Thursday, 10 April 2014
Galaw ng Asoge & The Brief Wondrous Life of Oscar Wao
I will admit, reading has never been a strong point for me, especially novels. True, I read the occasional webcomic and article, but a novel, not really. For HUMALIT however, I was tasked to read about two novels; one local and one foreign. Enter Galaw ng Asoge and The Brief Wondrous Life of Oscar Wao.
Asoge in English is mercury, a curious metal that actually takes the form of liquid. The novel is a tricky one, very intricate and yet deliberate, just like mercury. The novel is full of signs and symbols used to portray the characters such as the ghost ship in Danakbunga and the eruption of Taal Volcano. Capturing the thoughts of characters and in a way manipulating them to their will.
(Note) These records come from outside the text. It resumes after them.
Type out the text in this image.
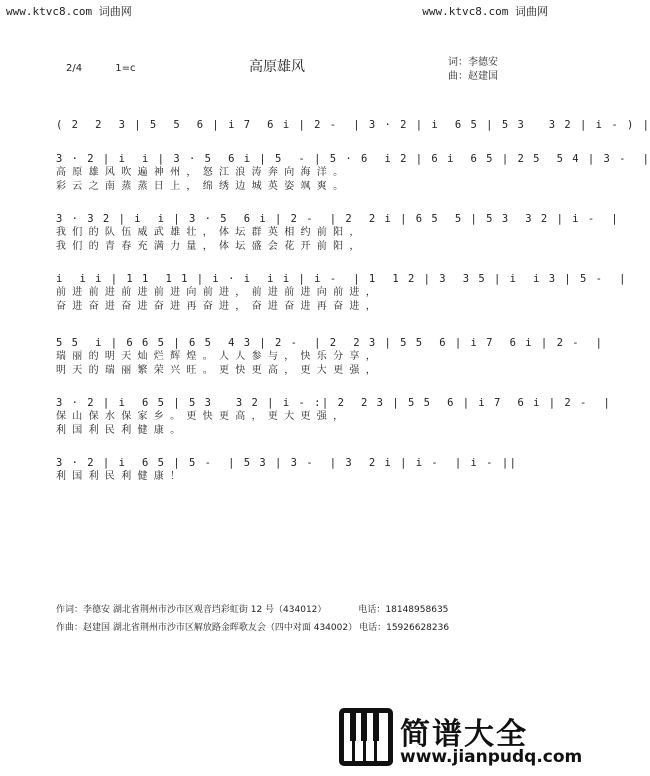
www.ktvc8.com 词曲网	www.ktvc8.com 词曲网
高原雄风
2/4	1=c
词：李德安
曲：赵建国
( 2  2  3 | 5  5  6 | i 7  6 i | 2 -  | 3 · 2 | i  6 5 | 5 3   3 2 | i - ) |
3 · 2 | i  i | 3 · 5  6 i | 5  - | 5 · 6  i 2 | 6 i  6 5 | 2 5  5 4 | 3 -  |
高原雄风吹遍神州，怒江浪涛奔向海洋。
彩云之南蒸蒸日上，绵绣边城英姿飒爽。
3 · 3 2 | i  i | 3 · 5  6 i | 2 -  | 2  2 i | 6 5  5 | 5 3  3 2 | i -  |
我们的队伍威武雄壮，体坛群英相约前阳，
我们的青春充满力量，体坛盛会花开前阳，
i  i i | 1 1  1 1 | i · i  i i | i -  | 1  1 2 | 3  3 5 | i  i 3 | 5 -  |
前进前进前进前进向前进，前进前进向前进，
奋进奋进奋进奋进再奋进，奋进奋进再奋进，
5 5  i | 6 6 5 | 6 5  4 3 | 2 -  | 2  2 3 | 5 5  6 | i 7  6 i | 2 -  |
瑞丽的明天灿烂辉煌。人人参与，快乐分享，
明天的瑞丽繁荣兴旺。更快更高，更大更强，
3 · 2 | i  6 5 | 5 3   3 2 | i - :| 2  2 3 | 5 5  6 | i 7  6 i | 2 -  |
保山保水保家乡。更快更高，更大更强，
利国利民利健康。
3 · 2 | i  6 5 | 5 -  | 5 3 | 3 -  | 3  2 i | i -  | i - ||
利国利民利健康！
作词：李德安 湖北省荆州市沙市区观音垱彩虹街 12 号（434012）	电话：18148958635
作曲：赵建国 湖北省荆州市沙市区解放路金晖歌友会（四中对面 434002） 电话：15926628236
简谱大全
www.jianpudq.com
With these events, you somehow relate to the characters as they struggle with their lives as well as get an inkling as to what they are really capable of as well as thinking.
In the other side of things we have The Brief and Wondrous Life of Oscar Wao. Díaz's portrait of a society that marries sex and violence with frightening casualness is funny as well as disturbing. Oscar's sister almost expects boyfriends to treat her badly; one brief childhood girlfriend of Oscar's, Maritza, "was a girl who seemed to delight in getting slapped around by her boyfriends", while his mother acquired boyfriends as a young woman only when her breasts became huge. The machismo of second-generation Dominican-American culture is an endless source of anguish to the young Oscar, and you know that his life is going to be brief because he's too gentle for it.